Allerdings gilt das den Wissenschaftlern zufolge nicht für alle Altersgruppen. Für Kinder und Jugendliche sowie junge Erwachsene im Alter bis zu 24 Jahren wurde genau das Gegenteil beobachtet. Für sie wurde in kreisfreien Großstädten, also den Regionen mit dem höchsten Urbanitätsgrad, die niedrigsten Erkrankungszahlen dokumentiert.

Zudem unterscheiden sich Kinder und Erwachsene auch bei der Entwicklung der Heuschnupfen-Häufigkeit in den vergangenen zehn Jahren. Während immer weniger Kinder im Alter bis zu zehn Jahren betroffen waren, stieg der Anteil erkrankter Erwachsener an.

Frauen häufiger betroffen als Männer

Insgesamt wurde 2019 bei mehr als fünf Millionen gesetzlich Versicherten Heuschnupfen diagnostiziert. Das entspricht einem Anteil von 7,1 Prozent. Im Vergleich zu 2010, als 4,2 Millionen Versicherte mit Heuschnupfen behandelt wurden, stieg damit die Zahl der Erkrankten um 19 Prozent an.

Bei weiblichen Versicherten trat der Heuschnupfen mit einem Anteil von 7,2 Prozent noch etwas häufiger auf als bei Männern mit 6,9 Prozent.

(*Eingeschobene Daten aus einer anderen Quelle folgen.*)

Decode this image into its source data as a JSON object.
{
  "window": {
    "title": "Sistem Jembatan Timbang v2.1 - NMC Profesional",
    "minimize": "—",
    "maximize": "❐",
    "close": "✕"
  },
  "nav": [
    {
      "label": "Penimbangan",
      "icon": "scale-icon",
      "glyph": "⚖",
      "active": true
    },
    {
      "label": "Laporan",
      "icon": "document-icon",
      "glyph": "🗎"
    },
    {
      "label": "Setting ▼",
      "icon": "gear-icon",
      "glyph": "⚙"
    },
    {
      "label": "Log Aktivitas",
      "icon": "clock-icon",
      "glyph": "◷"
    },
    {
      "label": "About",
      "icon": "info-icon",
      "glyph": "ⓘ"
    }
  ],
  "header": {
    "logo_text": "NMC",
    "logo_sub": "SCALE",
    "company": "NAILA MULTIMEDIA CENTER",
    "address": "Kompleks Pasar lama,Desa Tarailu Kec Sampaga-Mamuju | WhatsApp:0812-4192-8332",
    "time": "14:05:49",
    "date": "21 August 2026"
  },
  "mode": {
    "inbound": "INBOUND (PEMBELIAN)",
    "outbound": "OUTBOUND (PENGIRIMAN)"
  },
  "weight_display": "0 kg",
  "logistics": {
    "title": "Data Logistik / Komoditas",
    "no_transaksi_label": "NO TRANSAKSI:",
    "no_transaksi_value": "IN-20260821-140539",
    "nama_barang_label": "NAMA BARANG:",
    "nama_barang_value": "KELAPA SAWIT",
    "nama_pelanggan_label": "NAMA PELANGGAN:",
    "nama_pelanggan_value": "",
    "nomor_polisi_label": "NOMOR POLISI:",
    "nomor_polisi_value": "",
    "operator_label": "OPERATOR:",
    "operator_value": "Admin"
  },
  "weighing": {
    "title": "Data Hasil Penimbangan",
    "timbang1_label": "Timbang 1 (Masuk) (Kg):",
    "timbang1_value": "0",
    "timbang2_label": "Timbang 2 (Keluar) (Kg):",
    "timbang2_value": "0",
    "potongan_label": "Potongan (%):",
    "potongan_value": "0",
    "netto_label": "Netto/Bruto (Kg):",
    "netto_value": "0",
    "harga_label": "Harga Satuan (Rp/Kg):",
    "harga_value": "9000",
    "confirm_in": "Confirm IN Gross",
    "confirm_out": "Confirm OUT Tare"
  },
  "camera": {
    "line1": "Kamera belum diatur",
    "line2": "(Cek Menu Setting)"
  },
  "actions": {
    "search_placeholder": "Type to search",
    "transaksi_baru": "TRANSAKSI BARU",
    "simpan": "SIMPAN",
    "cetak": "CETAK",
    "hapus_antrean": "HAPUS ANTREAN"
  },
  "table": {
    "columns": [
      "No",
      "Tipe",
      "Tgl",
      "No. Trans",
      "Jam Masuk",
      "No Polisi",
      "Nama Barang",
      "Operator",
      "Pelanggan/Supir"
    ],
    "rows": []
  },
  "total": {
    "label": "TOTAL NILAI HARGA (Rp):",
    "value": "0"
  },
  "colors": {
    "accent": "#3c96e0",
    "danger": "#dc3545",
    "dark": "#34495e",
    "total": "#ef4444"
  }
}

Die Studie basiert auf der Auswertung der bundesweiten vertragsärztlichen Abrechnungsdaten für die Jahre 2010 bis 2019 im Kollektiv aller gesetzlich Versicherten, die die vertragsärztliche Versorgung in Anspruch genommen haben. Als prävalent galten Versicherte, die in mindestens einem Quartal eines Kalenderjahres einen als gesichert kodierten Heuschnupfen aufwiesen.

Versorgungsatlas

Der Versorgungsatlas ist eine Einrichtung des Zentralinstituts für die kassenärztliche Versorgung (Zi). Er wurde institutionalisiert als öffentlich zugängliche Informationsquelle mit Studien zur medizinischen Versorgung in Deutschland. Schwerpunkt der Studien sind regionale Unterschiede in der Versorgung sowie deren unterschiedliche Strukturen und Abläufe.

Die Analysen sollen Anhaltspunkte liefern, wie die Versorgung verbessert werden kann. In Foren kann jeder Beitrag öffentlich diskutiert werden. Die Analysen der Wissenschaftler des Versorgungsatlas basieren auf den bundesweiten Abrechnungsdaten der vertragsärztlichen Versorgung in Deutschland.